THE “separation of the Church and State” is a worn-out issue. It is always used by politicians against critical churchmen whenever public discourse is not to their favor. Apparently, the provision is in the Constitution (Article II, section 6) but its application has always been selective.

Politicians have found pray-overs and pre-election blessings from pastors and cult leaders favorable. Some government officials are even known best friends of "Divine Beings" or those who claim that they received a timeless and eternal appointment from an otherworldly kingdom. So what’s new? Nothing. We have been repeating an old and no-longer-interesting issue.

We have to wake up to the fact that in reality priests and presidents are all human beings, and that all of them can die of Covid-19. What I am saying is we are all living in the same country and we are sharing the same resources. In the process, there are conflicts of interest and competition of ideas. I think this is one “practical” reason for the separation.

Whatever discourse we create and whatever philosophical and theological explanation we use to substantiate it, at the end of the day it goes back to our interests. But I am not saying that interests are bad. I believe in what Adam Smith said about the benevolence of humanity and that even in the most self-interested of human interests, there is something good that can be gained from it.

If this is so, then the question is not about the separation per se but of the interests of both parties that push them to invoke the said principle again and again. In the context of that “human benevolence” that I believe in, I would like to argue in favor of many Churchmen who may not be perfect but are well-meaning in their criticisms. One local columnist said in his article that these bishops are religious oligarchs. I do agree with him to the extent that his claim is supported by Church history. Truth to tell, the origin of ecclesiastical power cannot be divorced from the history of feudalism.

However, I would also consider it too naïve to still believe without any qualification that all Churchmen and bishops in particular have remained to be religious oligarchs. The insistence on such a position would not only be naïve but malicious. While it is true that religions, in general, have had their share in the miseries of the world but in the process of social evolution they have also contributed a lot of good things to human society. The problem lies in how we read history and in the way we generalize things.
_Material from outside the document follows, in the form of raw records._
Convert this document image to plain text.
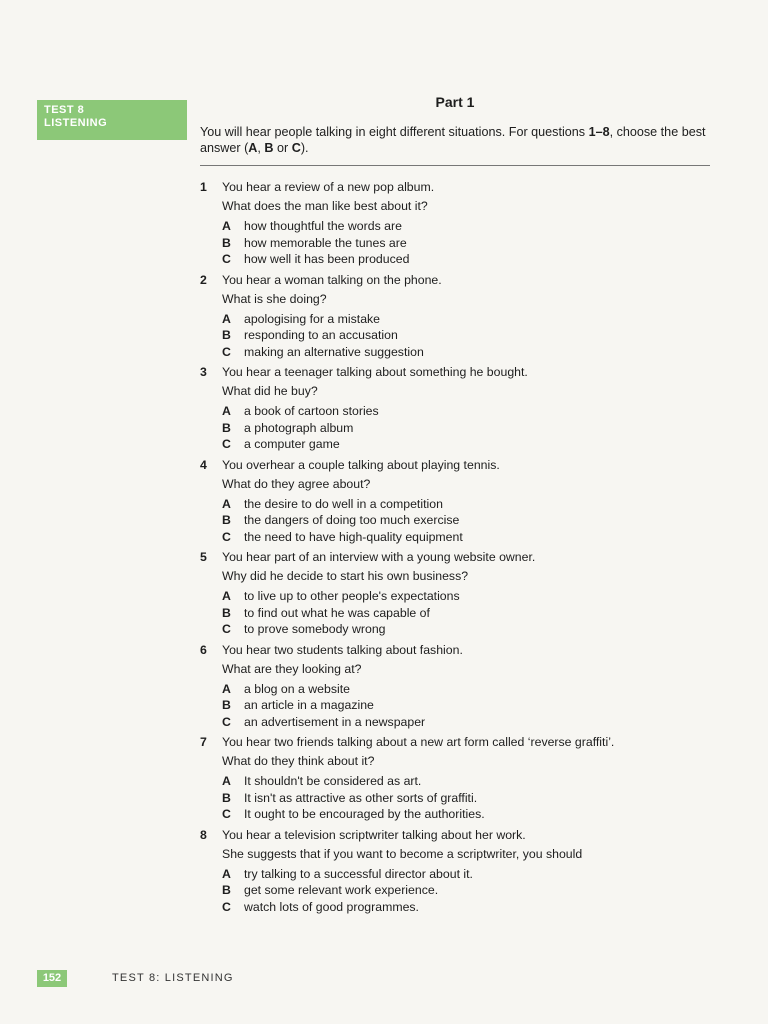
TEST 8
LISTENING
Part 1

You will hear people talking in eight different situations. For questions 1–8, choose the best answer (A, B or C).

1	You hear a review of a new pop album.
What does the man like best about it?
A	how thoughtful the words are
B	how memorable the tunes are
C	how well it has been produced
2	You hear a woman talking on the phone.
What is she doing?
A	apologising for a mistake
B	responding to an accusation
C	making an alternative suggestion
3	You hear a teenager talking about something he bought.
What did he buy?
A	a book of cartoon stories
B	a photograph album
C	a computer game
4	You overhear a couple talking about playing tennis.
What do they agree about?
A	the desire to do well in a competition
B	the dangers of doing too much exercise
C	the need to have high-quality equipment
5	You hear part of an interview with a young website owner.
Why did he decide to start his own business?
A	to live up to other people's expectations
B	to find out what he was capable of
C	to prove somebody wrong
6	You hear two students talking about fashion.
What are they looking at?
A	a blog on a website
B	an article in a magazine
C	an advertisement in a newspaper
7	You hear two friends talking about a new art form called ‘reverse graffiti’.
What do they think about it?
A	It shouldn't be considered as art.
B	It isn't as attractive as other sorts of graffiti.
C	It ought to be encouraged by the authorities.
8	You hear a television scriptwriter talking about her work.
She suggests that if you want to become a scriptwriter, you should
A	try talking to a successful director about it.
B	get some relevant work experience.
C	watch lots of good programmes.
152	TEST 8: LISTENING
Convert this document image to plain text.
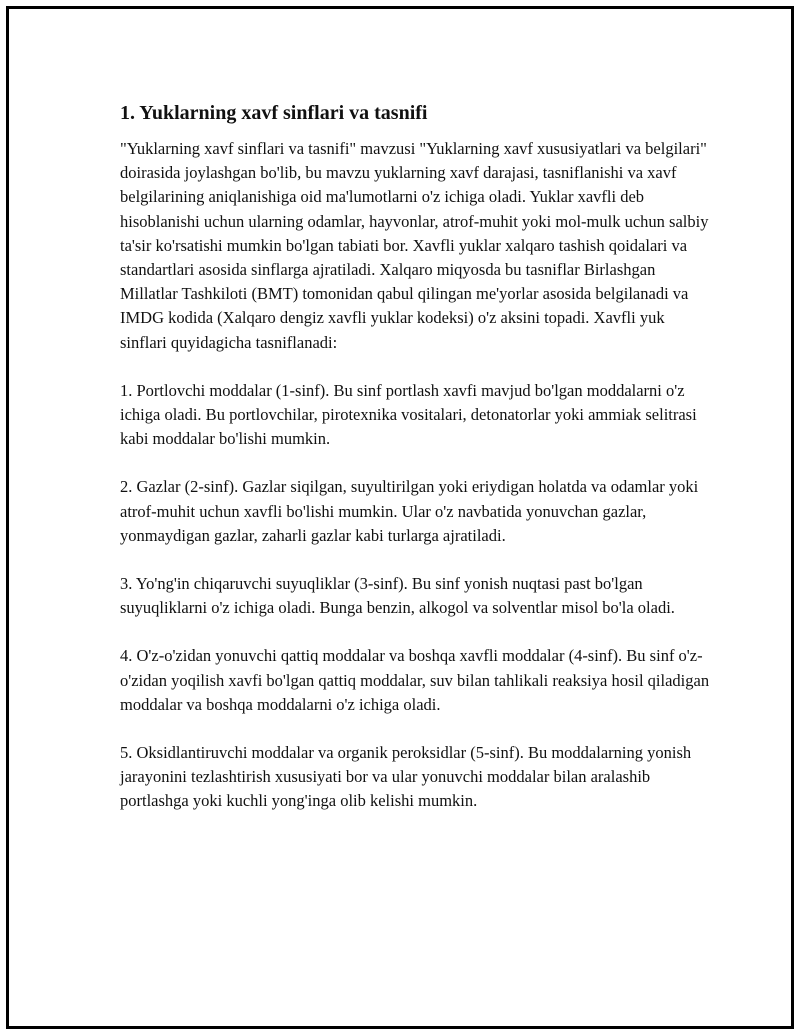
1. Yuklarning xavf sinflari va tasnifi

"Yuklarning xavf sinflari va tasnifi" mavzusi "Yuklarning xavf xususiyatlari va belgilari" doirasida joylashgan bo'lib, bu mavzu yuklarning xavf darajasi, tasniflanishi va xavf belgilarining aniqlanishiga oid ma'lumotlarni o'z ichiga oladi. Yuklar xavfli deb hisoblanishi uchun ularning odamlar, hayvonlar, atrof-muhit yoki mol-mulk uchun salbiy ta'sir ko'rsatishi mumkin bo'lgan tabiati bor. Xavfli yuklar xalqaro tashish qoidalari va standartlari asosida sinflarga ajratiladi. Xalqaro miqyosda bu tasniflar Birlashgan Millatlar Tashkiloti (BMT) tomonidan qabul qilingan me'yorlar asosida belgilanadi va IMDG kodida (Xalqaro dengiz xavfli yuklar kodeksi) o'z aksini topadi. Xavfli yuk sinflari quyidagicha tasniflanadi:

1. Portlovchi moddalar (1-sinf). Bu sinf portlash xavfi mavjud bo'lgan moddalarni o'z ichiga oladi. Bu portlovchilar, pirotexnika vositalari, detonatorlar yoki ammiak selitrasi kabi moddalar bo'lishi mumkin.

2. Gazlar (2-sinf). Gazlar siqilgan, suyultirilgan yoki eriydigan holatda va odamlar yoki atrof-muhit uchun xavfli bo'lishi mumkin. Ular o'z navbatida yonuvchan gazlar, yonmaydigan gazlar, zaharli gazlar kabi turlarga ajratiladi.

3. Yo'ng'in chiqaruvchi suyuqliklar (3-sinf). Bu sinf yonish nuqtasi past bo'lgan suyuqliklarni o'z ichiga oladi. Bunga benzin, alkogol va solventlar misol bo'la oladi.

4. O'z-o'zidan yonuvchi qattiq moddalar va boshqa xavfli moddalar (4-sinf). Bu sinf o'z-o'zidan yoqilish xavfi bo'lgan qattiq moddalar, suv bilan tahlikali reaksiya hosil qiladigan moddalar va boshqa moddalarni o'z ichiga oladi.

5. Oksidlantiruvchi moddalar va organik peroksidlar (5-sinf). Bu moddalarning yonish jarayonini tezlashtirish xususiyati bor va ular yonuvchi moddalar bilan aralashib portlashga yoki kuchli yong'inga olib kelishi mumkin.
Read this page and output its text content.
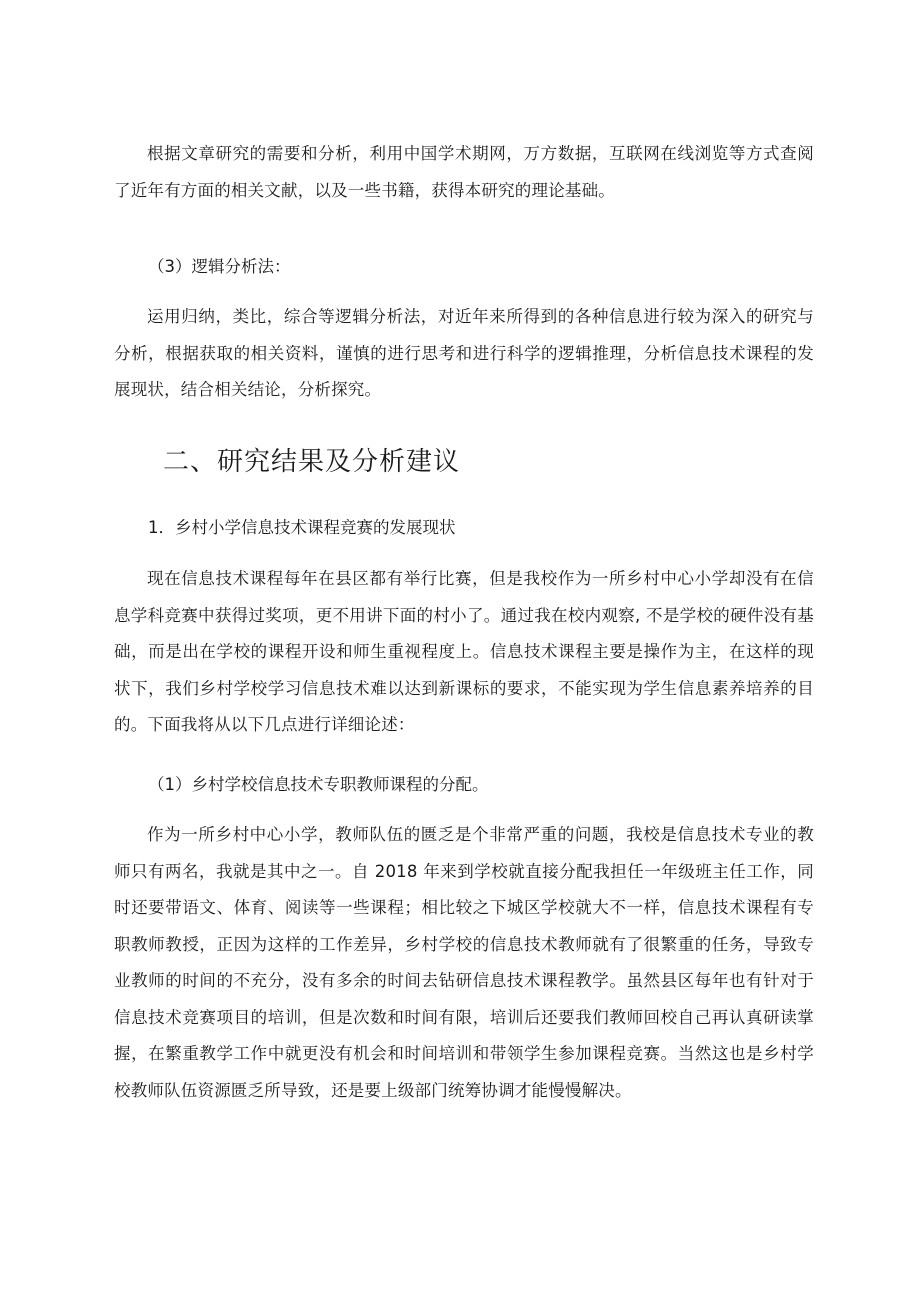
根据文章研究的需要和分析，利用中国学术期网，万方数据，互联网在线浏览等方式查阅了近年有方面的相关文献，以及一些书籍，获得本研究的理论基础。

（3）逻辑分析法：

运用归纳，类比，综合等逻辑分析法，对近年来所得到的各种信息进行较为深入的研究与分析，根据获取的相关资料，谨慎的进行思考和进行科学的逻辑推理，分析信息技术课程的发展现状，结合相关结论，分析探究。

二、研究结果及分析建议
1．乡村小学信息技术课程竞赛的发展现状

现在信息技术课程每年在县区都有举行比赛，但是我校作为一所乡村中心小学却没有在信息学科竞赛中获得过奖项，更不用讲下面的村小了。通过我在校内观察, 不是学校的硬件没有基础，而是出在学校的课程开设和师生重视程度上。信息技术课程主要是操作为主，在这样的现状下，我们乡村学校学习信息技术难以达到新课标的要求，不能实现为学生信息素养培养的目的。下面我将从以下几点进行详细论述：

（1）乡村学校信息技术专职教师课程的分配。

作为一所乡村中心小学，教师队伍的匮乏是个非常严重的问题，我校是信息技术专业的教师只有两名，我就是其中之一。自 2018 年来到学校就直接分配我担任一年级班主任工作，同时还要带语文、体育、阅读等一些课程；相比较之下城区学校就大不一样，信息技术课程有专职教师教授，正因为这样的工作差异，乡村学校的信息技术教师就有了很繁重的任务，导致专业教师的时间的不充分，没有多余的时间去钻研信息技术课程教学。虽然县区每年也有针对于信息技术竞赛项目的培训，但是次数和时间有限，培训后还要我们教师回校自己再认真研读掌握，在繁重教学工作中就更没有机会和时间培训和带领学生参加课程竞赛。当然这也是乡村学校教师队伍资源匮乏所导致，还是要上级部门统筹协调才能慢慢解决。
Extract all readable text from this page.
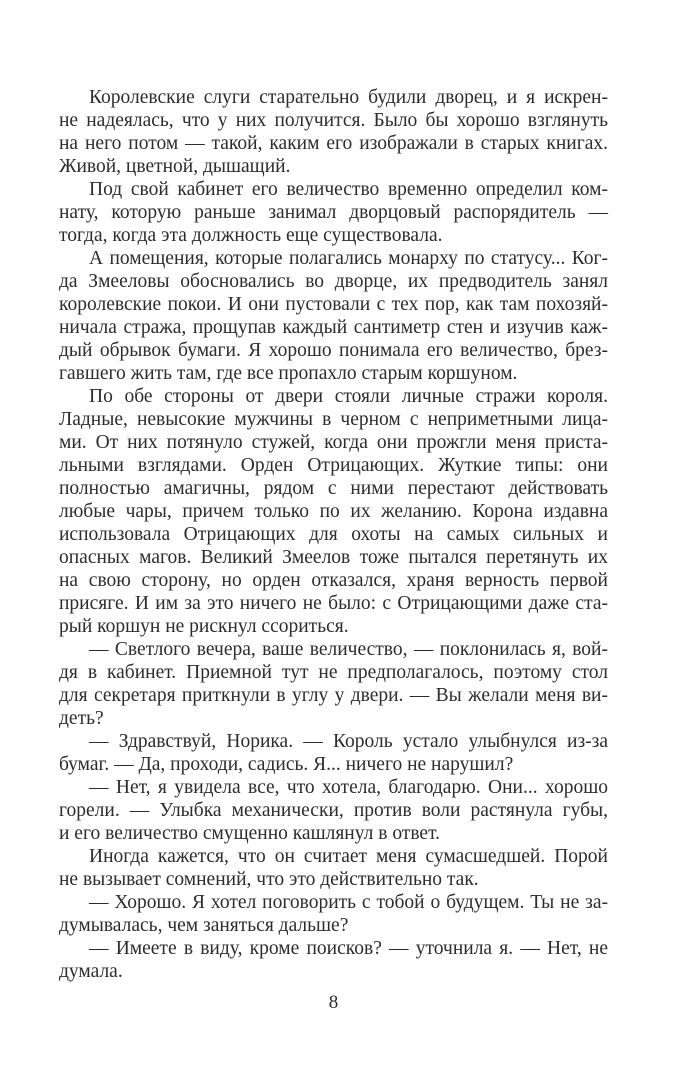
Королевские слуги старательно будили дворец, и я искрен-
не надеялась, что у них получится. Было бы хорошо взглянуть
на него потом — такой, каким его изображали в старых книгах.
Живой, цветной, дышащий.
Под свой кабинет его величество временно определил ком-
нату, которую раньше занимал дворцовый распорядитель —
тогда, когда эта должность еще существовала.
А помещения, которые полагались монарху по статусу... Ког-
да Змееловы обосновались во дворце, их предводитель занял
королевские покои. И они пустовали с тех пор, как там похозяй-
ничала стража, прощупав каждый сантиметр стен и изучив каж-
дый обрывок бумаги. Я хорошо понимала его величество, брез-
гавшего жить там, где все пропахло старым коршуном.
По обе стороны от двери стояли личные стражи короля.
Ладные, невысокие мужчины в черном с неприметными лица-
ми. От них потянуло стужей, когда они прожгли меня приста-
льными взглядами. Орден Отрицающих. Жуткие типы: они
полностью амагичны, рядом с ними перестают действовать
любые чары, причем только по их желанию. Корона издавна
использовала Отрицающих для охоты на самых сильных и
опасных магов. Великий Змеелов тоже пытался перетянуть их
на свою сторону, но орден отказался, храня верность первой
присяге. И им за это ничего не было: с Отрицающими даже ста-
рый коршун не рискнул ссориться.
— Светлого вечера, ваше величество, — поклонилась я, вой-
дя в кабинет. Приемной тут не предполагалось, поэтому стол
для секретаря приткнули в углу у двери. — Вы желали меня ви-
деть?
— Здравствуй, Норика. — Король устало улыбнулся из-за
бумаг. — Да, проходи, садись. Я... ничего не нарушил?
— Нет, я увидела все, что хотела, благодарю. Они... хорошо
горели. — Улыбка механически, против воли растянула губы,
и его величество смущенно кашлянул в ответ.
Иногда кажется, что он считает меня сумасшедшей. Порой
не вызывает сомнений, что это действительно так.
— Хорошо. Я хотел поговорить с тобой о будущем. Ты не за-
думывалась, чем заняться дальше?
— Имеете в виду, кроме поисков? — уточнила я. — Нет, не
думала.
8
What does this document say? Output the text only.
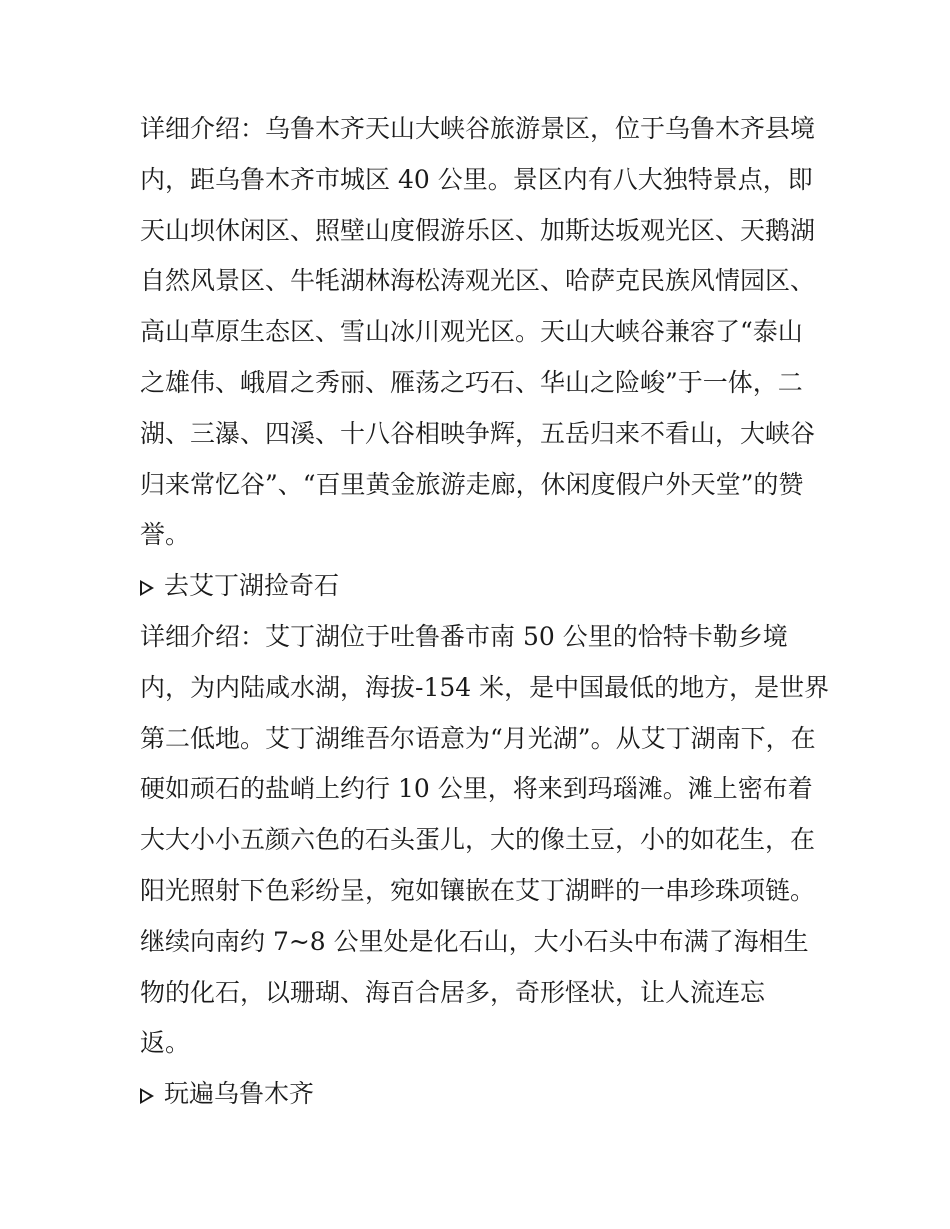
详细介绍：乌鲁木齐天山大峡谷旅游景区，位于乌鲁木齐县境
内，距乌鲁木齐市城区 40 公里。景区内有八大独特景点，即
天山坝休闲区、照壁山度假游乐区、加斯达坂观光区、天鹅湖
自然风景区、牛牦湖林海松涛观光区、哈萨克民族风情园区、
高山草原生态区、雪山冰川观光区。天山大峡谷兼容了“泰山
之雄伟、峨眉之秀丽、雁荡之巧石、华山之险峻”于一体，二
湖、三瀑、四溪、十八谷相映争辉，五岳归来不看山，大峡谷
归来常忆谷”、“百里黄金旅游走廊，休闲度假户外天堂”的赞
誉。
去艾丁湖捡奇石
详细介绍：艾丁湖位于吐鲁番市南 50 公里的恰特卡勒乡境
内，为内陆咸水湖，海拔-154 米，是中国最低的地方，是世界
第二低地。艾丁湖维吾尔语意为“月光湖”。从艾丁湖南下，在
硬如顽石的盐峭上约行 10 公里，将来到玛瑙滩。滩上密布着
大大小小五颜六色的石头蛋儿，大的像土豆，小的如花生，在
阳光照射下色彩纷呈，宛如镶嵌在艾丁湖畔的一串珍珠项链。
继续向南约 7~8 公里处是化石山，大小石头中布满了海相生
物的化石，以珊瑚、海百合居多，奇形怪状，让人流连忘
返。
玩遍乌鲁木齐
So going back to the issue of the separation of Church and State, I guess it would be futile to still debate on the legality of Church participation in the affairs of the government. Elected government officials should not forget that their political career would not have reached where it is now if not for religious influence. The lenses of Philippine media captured it all. From their gestures of kneeling and praying inside Churches during campaign periods to their use of God’s name in public speeches. Many even had their election posters and stickers sprinkled with holy water. So what separation are we talking about?

This country has never been purely secular and we will be far from becoming one. Our democratization in fact – is a product of the deep involvement of religious forces. We are a nation whose political leaders are beneficiaries of divine intervention. This is something some people may not want, but this is something that no Filipino can undo.

So the great Jesuit constitutionalist Joaquin Bernas was right when he said that “violating the separation of the Church and State is an impossible crime.” True that the law highlights the principle’s inviolability but no matter what no act of violating can violate something that can never be done in the very first place.